Em 2016 entraram em funcionamento dez reatores nucleares em todo o mundo, além de outros dois no primeiro semestre de 2017, segundo o relatório World Nuclear Industry Status Report, publicado na sexta-feira passada (8).
Seis dessas novas usinas estão localizadas na China, que passou ao terceiro lugar entre as cinco maiores potências geradoras de energia atômica, depois dos Estados Unidos e da França. Juntas, as cinco grandes produtoras geram 70% desse tipo de energia no mundo, cabendo a metade aos EUA e França.
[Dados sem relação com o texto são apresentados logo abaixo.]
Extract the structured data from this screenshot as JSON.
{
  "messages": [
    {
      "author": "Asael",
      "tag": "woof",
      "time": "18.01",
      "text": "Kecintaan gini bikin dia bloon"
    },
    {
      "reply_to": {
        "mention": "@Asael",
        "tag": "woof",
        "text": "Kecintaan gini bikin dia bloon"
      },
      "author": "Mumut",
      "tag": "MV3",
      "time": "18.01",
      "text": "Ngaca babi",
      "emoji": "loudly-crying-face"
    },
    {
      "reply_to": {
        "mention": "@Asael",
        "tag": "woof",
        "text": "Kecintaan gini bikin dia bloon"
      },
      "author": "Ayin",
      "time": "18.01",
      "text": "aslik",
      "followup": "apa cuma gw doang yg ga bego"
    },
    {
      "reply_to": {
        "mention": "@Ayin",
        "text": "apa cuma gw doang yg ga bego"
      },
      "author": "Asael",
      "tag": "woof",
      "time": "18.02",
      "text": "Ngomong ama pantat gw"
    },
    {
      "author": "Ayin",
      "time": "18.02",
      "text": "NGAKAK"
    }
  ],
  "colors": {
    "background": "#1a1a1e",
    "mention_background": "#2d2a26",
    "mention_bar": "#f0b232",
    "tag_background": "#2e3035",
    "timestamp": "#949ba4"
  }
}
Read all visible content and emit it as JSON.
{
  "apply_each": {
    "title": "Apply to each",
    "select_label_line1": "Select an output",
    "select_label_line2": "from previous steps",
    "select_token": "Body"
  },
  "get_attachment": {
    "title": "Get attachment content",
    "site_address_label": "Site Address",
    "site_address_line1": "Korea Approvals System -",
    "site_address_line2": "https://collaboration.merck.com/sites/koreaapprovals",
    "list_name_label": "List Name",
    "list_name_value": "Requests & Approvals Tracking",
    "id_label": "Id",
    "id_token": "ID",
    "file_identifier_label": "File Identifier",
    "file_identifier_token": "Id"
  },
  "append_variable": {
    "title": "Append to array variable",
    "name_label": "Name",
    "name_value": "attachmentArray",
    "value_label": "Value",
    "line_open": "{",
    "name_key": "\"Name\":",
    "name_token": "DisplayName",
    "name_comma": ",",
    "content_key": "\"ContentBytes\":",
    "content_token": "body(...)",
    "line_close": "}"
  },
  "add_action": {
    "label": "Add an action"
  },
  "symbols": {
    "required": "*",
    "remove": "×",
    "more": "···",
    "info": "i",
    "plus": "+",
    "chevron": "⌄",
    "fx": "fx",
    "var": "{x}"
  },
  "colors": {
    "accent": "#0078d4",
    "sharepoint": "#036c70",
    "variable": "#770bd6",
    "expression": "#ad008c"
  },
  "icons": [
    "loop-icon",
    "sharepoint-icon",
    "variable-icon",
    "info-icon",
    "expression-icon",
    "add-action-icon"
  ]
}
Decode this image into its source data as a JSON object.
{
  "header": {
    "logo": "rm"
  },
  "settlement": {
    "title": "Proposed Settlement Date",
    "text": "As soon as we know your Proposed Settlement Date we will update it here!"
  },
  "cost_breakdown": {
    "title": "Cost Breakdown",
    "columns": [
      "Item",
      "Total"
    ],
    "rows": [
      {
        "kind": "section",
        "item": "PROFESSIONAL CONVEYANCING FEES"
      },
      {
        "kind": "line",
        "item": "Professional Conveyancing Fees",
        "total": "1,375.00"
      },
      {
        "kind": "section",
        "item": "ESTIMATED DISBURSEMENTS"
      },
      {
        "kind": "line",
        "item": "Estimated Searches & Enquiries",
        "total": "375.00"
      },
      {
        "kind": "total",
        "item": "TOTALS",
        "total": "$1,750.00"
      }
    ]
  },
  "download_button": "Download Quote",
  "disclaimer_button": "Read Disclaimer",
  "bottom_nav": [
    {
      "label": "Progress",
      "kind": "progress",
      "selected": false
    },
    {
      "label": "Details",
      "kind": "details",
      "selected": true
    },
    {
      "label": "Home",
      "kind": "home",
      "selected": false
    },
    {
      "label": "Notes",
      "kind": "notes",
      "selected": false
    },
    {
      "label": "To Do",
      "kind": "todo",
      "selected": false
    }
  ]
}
Uma vez que, nesse mesmo período, apenas quatro reatores foram desativados, torna-se ainda mais premente a decisão de o que fazer com os resíduos radioativos – uma questão que ainda não foi devidamente respondida.
Oposição da população alemã – Em setembro de 2017, a Alemanha começará a procura por um local definitivo para armazenar seu lixo atômico. Uma comissão especial está encarregada de rastrear o país em busca de um sítio geológico apropriado à construção de um depósito profundo. Nele ficará enterrado, de uma vez por todas, o legado de décadas de produção de energia nuclear.
O governo alemão espera encontrar esse local até o ano de 2031. No entanto, críticos estão céticos de que o prazo seja viável. Há questões técnicas complexas, por exemplo se argila, granito ou sal oferecem a melhor proteção contra vazamento ou contaminação. O sítio deve fornecer segurança por 1 milhão de anos, portanto os cientistas querem estar certos de que ele resistirá a ocorrências como eventuais eras glaciais.
O maior desafio, contudo, será persuadir as comunidades a aceitar um depósito de lixo atômico “no seu quintal”. No fim dos anos 1970, por exemplo, a Alemanha Ocidental decidiu testar uma mina de sal em Gorleben, na Baixa Saxônia, como possível depósito definitivo: seguiu-se uma batalha de décadas, com os moradores locais protestando veementemente contra o projeto.
Os opositores argumentavam que a área pouco populosa e próxima à fronteira com a antiga Alemanha comunista, teria sido escolhida por motivos políticos, e não científicos. Levantaram-se também objeções técnicas.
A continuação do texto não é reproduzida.